The only game in town: lay odds that Nashville was scammed by the banks, too


I've been a critic of the new convention center project in the past because the Mayor's Office was unwilling to go the extra mile to incorporate a 24/7 neighborhood south of Broadway into the project and because Metro funds for our services were obligated as insurance to get financiers to approve the project. Since the bank-induced recession set upon us a few years ago, I've also warned that the Music City Center's main financier, Goldman Sachs, should be suspect in its handling of financing for the project. Where is the caveat emptor?

June's Rolling Stone politics piece by Matt Taibbi on the conspiracy by the banking "cartel" to pilfer wealth from municipal bonds issued out of places like Nashville makes me even more concerned about our capital projects, and especially the largest capital project ever launched here, MCC:

these three Wall Street wiseguys spent the past decade taking part in a breathtakingly broad scheme to skim billions of dollars from the coffers of cities and small towns across America. The banks achieved this gigantic rip-off by secretly colluding to rig the public bids on municipal bonds, a business worth $3.7 trillion. By conspiring to lower the interest rates that towns earn on these investments, the banks systematically stole from schools, hospitals, libraries and nursing homes – from "virtually every state, district and territory in the United States," according to one settlement. And they did it so cleverly that the victims never even knew they were being ­cheated. No thumbs were broken, and nobody ended up in a landfill in New Jersey, but money disappeared, lots and lots of it, and its manner of disappearance had a familiar name: organized crime ....

In the years since the economic crash of 2008, we've seen numerous hints that such orchestrated corruption exists. The collapses of Bear Stearns and Lehman Brothers, for instance, both pointed to coordi­nated attacks by powerful banks and hedge funds determined to speed the demise of those firms. In the bankruptcy of Jefferson County, Alabama, we learned that Goldman Sachs accepted a $3 million bribe from J.P. Morgan Chase to permit Chase to serve as the sole provider of toxic swap deals to the rubes running metropolitan Birmingham – "an open-and-shut case of anti-competitive behavior," as one former regulator described it.

More recently, a major international investigation has been launched into the manipulation of Libor, the interbank lending index that is used to calculate global interest rates for products worth more than $3 trillion a year. If and when that case is presented to the public at trial – there are several major civil suits in the works here in the States – we may yet find out that the world's most powerful banks have, for years, been fixing the prices of almost every adjustable-rate vehicle on earth, from mortgages and credit cards to interest-rate swaps and even currencies.

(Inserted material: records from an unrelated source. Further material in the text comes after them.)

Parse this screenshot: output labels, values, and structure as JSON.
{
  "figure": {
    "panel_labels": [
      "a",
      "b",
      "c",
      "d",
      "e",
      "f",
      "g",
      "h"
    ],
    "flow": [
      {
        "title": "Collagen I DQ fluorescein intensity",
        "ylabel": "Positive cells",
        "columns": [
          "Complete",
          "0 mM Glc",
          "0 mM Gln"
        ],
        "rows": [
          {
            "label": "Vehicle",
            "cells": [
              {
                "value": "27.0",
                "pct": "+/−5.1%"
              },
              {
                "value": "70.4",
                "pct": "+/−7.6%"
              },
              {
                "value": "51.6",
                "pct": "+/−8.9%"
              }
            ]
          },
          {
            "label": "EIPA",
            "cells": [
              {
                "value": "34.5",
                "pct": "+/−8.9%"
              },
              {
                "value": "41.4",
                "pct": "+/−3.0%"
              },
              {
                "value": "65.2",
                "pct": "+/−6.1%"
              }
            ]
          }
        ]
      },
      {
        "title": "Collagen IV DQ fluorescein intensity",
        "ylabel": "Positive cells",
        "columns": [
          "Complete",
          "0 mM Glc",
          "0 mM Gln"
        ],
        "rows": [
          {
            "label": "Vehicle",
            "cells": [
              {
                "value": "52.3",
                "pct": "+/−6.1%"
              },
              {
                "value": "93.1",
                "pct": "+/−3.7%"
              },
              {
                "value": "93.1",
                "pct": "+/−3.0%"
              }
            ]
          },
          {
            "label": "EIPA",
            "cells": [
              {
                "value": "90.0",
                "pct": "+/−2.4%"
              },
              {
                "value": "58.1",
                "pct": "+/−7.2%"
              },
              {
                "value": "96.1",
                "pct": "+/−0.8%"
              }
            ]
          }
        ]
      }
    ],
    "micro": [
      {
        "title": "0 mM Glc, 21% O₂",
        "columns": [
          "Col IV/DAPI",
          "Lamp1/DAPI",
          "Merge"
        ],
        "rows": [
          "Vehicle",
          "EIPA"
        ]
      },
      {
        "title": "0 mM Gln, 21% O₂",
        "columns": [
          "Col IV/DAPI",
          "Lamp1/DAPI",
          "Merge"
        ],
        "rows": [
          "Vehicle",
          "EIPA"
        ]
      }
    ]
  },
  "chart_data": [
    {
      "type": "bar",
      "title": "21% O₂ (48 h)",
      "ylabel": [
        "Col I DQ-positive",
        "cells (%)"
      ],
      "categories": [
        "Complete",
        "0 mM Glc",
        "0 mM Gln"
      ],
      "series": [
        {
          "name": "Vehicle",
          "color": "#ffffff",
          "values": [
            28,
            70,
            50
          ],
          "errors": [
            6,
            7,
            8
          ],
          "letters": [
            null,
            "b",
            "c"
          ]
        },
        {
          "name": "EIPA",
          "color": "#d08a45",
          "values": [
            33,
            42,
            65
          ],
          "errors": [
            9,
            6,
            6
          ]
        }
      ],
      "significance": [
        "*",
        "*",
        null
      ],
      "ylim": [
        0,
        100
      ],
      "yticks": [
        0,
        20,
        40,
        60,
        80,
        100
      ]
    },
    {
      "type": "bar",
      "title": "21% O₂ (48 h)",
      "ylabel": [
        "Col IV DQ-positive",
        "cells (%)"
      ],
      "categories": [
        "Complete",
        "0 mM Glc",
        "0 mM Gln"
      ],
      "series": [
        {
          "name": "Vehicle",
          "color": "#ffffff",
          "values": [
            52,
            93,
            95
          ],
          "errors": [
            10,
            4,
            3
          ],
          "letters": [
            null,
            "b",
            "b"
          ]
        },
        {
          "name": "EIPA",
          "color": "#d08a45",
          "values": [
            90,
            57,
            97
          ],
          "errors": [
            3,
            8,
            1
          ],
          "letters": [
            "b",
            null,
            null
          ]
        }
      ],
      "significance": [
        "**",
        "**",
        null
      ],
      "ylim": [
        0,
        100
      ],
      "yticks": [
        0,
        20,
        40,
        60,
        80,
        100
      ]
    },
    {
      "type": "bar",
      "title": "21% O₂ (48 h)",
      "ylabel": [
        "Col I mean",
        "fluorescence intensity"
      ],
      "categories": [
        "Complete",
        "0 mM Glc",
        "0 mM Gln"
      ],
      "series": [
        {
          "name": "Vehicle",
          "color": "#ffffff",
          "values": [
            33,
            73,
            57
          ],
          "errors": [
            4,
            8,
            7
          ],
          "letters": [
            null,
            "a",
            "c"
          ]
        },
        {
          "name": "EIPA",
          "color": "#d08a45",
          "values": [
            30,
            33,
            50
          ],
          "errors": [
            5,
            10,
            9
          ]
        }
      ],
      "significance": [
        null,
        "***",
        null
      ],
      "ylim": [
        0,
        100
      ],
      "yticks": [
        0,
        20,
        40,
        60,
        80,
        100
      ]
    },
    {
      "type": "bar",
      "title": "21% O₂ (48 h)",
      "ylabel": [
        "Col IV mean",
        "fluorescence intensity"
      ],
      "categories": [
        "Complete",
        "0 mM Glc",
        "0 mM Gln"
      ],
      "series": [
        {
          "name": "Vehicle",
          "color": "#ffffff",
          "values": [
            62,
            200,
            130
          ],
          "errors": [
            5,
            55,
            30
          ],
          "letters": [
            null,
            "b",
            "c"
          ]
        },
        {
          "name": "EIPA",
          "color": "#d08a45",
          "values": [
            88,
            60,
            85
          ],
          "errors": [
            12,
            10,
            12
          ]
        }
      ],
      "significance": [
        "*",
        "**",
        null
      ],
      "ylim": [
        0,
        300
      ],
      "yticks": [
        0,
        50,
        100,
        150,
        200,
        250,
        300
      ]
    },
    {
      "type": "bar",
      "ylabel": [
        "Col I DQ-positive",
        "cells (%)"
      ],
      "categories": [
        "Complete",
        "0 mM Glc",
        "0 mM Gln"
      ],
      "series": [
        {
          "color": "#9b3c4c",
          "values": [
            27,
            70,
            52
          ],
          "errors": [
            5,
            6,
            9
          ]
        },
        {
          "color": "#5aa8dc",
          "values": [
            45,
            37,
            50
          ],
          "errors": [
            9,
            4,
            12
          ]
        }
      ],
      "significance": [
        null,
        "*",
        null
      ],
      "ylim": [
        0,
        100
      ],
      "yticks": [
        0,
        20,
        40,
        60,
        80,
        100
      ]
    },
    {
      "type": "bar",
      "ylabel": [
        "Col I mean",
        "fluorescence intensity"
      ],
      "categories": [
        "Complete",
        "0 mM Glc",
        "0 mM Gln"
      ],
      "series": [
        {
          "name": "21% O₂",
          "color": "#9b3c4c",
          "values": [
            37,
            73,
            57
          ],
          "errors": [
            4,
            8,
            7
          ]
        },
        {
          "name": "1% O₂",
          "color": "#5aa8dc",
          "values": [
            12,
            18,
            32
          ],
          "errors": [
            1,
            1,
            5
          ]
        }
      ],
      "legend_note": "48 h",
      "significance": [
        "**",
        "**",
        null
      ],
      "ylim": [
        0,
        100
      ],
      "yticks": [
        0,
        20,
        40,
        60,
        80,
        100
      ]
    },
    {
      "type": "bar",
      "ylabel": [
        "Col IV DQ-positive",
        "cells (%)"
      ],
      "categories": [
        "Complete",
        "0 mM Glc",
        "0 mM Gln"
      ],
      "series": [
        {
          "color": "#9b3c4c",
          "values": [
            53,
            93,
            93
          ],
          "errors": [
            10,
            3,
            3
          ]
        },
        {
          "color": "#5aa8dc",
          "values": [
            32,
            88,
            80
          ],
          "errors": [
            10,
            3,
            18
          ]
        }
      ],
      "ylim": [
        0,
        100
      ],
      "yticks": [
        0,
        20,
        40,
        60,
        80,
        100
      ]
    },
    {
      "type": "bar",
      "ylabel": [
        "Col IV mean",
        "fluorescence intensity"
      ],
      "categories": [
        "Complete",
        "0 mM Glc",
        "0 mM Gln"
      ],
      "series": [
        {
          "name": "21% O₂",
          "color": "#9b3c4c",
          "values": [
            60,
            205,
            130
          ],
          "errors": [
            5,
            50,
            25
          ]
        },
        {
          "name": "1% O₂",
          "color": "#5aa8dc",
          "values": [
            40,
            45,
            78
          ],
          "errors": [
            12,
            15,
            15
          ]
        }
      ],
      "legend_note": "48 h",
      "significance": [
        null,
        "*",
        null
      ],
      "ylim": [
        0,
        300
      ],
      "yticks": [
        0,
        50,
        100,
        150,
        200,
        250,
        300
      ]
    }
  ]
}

Taibbi goes into detail describing the charges that cities and towns were gored for revenues slowly and deliberately for years. As the federal prosecutor put it, banking grifters colluded to lie to and cheat municipalities through a bidding process that was supposed to protect the latter.

So, I ask again, should we just blissfully assume that Nashville, especially during Karl Dean's tenure of breathless capital spending and bond issues, has not been the mark in the banks' confidence game? Why does Goldman Sachs get the benefit of the doubt, given their checkered past?